Abstract
Bio-PEPA is a novel stochastic process algebra which has been recently developed for modelling biological pathways. In Bio-PEPA a reagent-centric style of modelling is adopted, and a variety of different analysis techniques can be applied to a single model expression. Such an approach facilitates easy validation of analysis results when the analyses address the same issues and enhanced insight when the analyses are complementary. Currently supported analysis techniques include stochastic simulation at the molecular level, ordinary differential equations, probabilistic model checking and numerical analysis of a continuous time Markov chain. This talk will introduce the Bio-PEPA formalism and discuss the mapping
to the different analysis techniques.
CV
Jane Hillston is Professor of Quantitative Modelling in the School of Informatics at the University of Edinburgh and holds an Advanced Research Fellowship from the Engineering and Physical Sciences Research Council.

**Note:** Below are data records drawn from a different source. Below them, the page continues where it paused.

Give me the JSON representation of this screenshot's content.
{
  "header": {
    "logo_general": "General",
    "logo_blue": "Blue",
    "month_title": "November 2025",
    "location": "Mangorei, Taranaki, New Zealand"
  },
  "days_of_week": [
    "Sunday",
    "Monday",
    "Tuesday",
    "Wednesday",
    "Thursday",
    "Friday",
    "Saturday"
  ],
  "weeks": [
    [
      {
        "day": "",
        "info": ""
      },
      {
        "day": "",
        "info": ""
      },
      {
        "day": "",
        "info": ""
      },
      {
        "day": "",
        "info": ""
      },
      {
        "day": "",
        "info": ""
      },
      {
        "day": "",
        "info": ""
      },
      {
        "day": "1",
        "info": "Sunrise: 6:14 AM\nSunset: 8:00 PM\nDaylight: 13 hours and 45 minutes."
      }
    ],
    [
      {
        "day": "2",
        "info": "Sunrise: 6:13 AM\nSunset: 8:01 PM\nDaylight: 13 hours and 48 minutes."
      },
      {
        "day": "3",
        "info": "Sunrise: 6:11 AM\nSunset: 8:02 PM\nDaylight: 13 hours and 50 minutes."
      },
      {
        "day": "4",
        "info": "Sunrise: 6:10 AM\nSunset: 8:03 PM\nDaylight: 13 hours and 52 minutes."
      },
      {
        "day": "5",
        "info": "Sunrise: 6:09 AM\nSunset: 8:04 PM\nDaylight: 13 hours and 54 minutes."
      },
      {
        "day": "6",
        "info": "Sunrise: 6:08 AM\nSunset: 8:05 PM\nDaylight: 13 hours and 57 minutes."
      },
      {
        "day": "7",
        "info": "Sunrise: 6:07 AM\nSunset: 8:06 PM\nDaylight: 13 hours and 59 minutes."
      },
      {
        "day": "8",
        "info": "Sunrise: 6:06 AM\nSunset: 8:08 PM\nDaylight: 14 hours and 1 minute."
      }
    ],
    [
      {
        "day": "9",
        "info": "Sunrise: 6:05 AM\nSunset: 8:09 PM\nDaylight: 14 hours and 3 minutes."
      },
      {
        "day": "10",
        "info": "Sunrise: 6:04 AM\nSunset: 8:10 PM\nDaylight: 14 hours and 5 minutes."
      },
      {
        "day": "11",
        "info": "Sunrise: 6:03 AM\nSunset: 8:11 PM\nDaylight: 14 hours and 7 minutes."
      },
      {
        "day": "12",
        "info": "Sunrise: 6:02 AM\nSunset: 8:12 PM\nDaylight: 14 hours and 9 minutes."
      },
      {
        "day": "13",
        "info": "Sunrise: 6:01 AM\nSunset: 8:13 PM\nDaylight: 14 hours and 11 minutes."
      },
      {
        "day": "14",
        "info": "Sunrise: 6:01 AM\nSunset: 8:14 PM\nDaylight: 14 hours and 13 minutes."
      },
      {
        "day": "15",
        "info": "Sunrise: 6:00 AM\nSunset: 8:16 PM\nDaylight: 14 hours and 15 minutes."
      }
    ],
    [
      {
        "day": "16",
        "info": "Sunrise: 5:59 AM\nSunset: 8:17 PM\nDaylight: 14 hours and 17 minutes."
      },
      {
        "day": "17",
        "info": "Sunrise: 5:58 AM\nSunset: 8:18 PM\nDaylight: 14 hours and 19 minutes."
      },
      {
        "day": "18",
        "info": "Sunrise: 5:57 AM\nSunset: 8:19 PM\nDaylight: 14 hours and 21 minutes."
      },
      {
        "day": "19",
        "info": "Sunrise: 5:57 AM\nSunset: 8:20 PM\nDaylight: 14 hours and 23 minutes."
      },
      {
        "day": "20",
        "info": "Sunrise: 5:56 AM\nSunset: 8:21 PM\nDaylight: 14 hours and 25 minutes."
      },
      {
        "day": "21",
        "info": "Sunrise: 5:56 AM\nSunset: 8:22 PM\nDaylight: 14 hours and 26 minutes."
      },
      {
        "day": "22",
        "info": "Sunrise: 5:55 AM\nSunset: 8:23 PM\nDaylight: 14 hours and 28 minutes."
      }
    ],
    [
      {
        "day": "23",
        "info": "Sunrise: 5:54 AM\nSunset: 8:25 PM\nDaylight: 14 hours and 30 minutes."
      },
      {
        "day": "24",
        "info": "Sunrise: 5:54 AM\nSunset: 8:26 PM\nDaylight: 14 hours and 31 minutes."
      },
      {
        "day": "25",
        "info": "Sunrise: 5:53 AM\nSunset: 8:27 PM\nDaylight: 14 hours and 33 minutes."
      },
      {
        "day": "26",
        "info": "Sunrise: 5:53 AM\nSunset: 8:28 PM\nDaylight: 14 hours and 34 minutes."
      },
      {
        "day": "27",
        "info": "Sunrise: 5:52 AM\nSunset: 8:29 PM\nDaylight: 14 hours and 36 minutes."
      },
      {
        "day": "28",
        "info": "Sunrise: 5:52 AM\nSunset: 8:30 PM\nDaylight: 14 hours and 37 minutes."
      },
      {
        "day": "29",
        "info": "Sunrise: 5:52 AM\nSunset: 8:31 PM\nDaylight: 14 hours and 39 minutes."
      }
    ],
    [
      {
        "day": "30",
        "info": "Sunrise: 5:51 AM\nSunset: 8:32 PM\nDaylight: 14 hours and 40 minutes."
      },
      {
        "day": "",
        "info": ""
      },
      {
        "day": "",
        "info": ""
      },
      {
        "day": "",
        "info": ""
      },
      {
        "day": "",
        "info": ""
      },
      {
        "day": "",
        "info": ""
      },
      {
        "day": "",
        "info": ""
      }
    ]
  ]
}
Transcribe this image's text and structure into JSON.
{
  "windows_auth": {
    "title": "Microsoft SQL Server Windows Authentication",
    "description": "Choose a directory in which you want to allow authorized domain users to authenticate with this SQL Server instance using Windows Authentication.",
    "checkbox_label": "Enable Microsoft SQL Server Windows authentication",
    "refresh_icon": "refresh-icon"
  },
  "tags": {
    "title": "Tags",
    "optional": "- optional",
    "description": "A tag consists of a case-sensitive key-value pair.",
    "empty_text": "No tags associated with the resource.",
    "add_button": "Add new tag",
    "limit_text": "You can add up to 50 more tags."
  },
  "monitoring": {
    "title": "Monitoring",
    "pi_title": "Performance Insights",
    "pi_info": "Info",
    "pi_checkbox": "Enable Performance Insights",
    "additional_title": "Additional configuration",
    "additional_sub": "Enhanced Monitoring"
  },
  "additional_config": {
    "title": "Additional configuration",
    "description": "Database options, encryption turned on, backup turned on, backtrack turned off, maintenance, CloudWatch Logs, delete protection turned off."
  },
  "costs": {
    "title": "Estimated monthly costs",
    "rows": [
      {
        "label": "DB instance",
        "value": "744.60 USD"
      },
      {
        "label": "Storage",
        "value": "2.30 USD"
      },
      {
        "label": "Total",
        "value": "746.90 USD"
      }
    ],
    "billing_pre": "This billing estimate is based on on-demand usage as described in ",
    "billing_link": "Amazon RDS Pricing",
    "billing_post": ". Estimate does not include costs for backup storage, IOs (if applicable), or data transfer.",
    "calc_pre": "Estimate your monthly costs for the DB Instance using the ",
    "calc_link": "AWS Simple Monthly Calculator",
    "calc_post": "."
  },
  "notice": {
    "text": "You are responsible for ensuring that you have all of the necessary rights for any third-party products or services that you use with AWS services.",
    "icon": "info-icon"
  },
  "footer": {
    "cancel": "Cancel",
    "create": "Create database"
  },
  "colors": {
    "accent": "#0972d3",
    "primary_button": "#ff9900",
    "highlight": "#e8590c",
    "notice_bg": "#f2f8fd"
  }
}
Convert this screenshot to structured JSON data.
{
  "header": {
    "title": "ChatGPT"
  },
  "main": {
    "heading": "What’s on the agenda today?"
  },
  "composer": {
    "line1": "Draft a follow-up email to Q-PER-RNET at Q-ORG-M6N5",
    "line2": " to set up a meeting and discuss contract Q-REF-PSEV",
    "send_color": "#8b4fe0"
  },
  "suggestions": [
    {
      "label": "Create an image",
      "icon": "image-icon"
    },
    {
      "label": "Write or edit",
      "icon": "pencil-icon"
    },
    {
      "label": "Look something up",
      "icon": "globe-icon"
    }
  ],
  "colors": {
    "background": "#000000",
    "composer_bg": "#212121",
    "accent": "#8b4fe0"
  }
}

Her principal research interests are in the use of stochastic process algebras to model and analyse computer systems and intracellular pathways, and the development of efficient solution techniques for such models.
Prof Hillston received the BA and MS degrees in Mathematics from the University of York (UK) and Lehigh University (USA), respectively. After a brief period working in industry, she joined the Department of Computer Science at the University of Edinburgh, as a research assistant in 1989. She received the PhD degree in computer science from that university in 1994. Her work on the stochastic process algebra PEPA was recognized by the British Computer Society in 2004 who awarded her the first Roger Needham Award.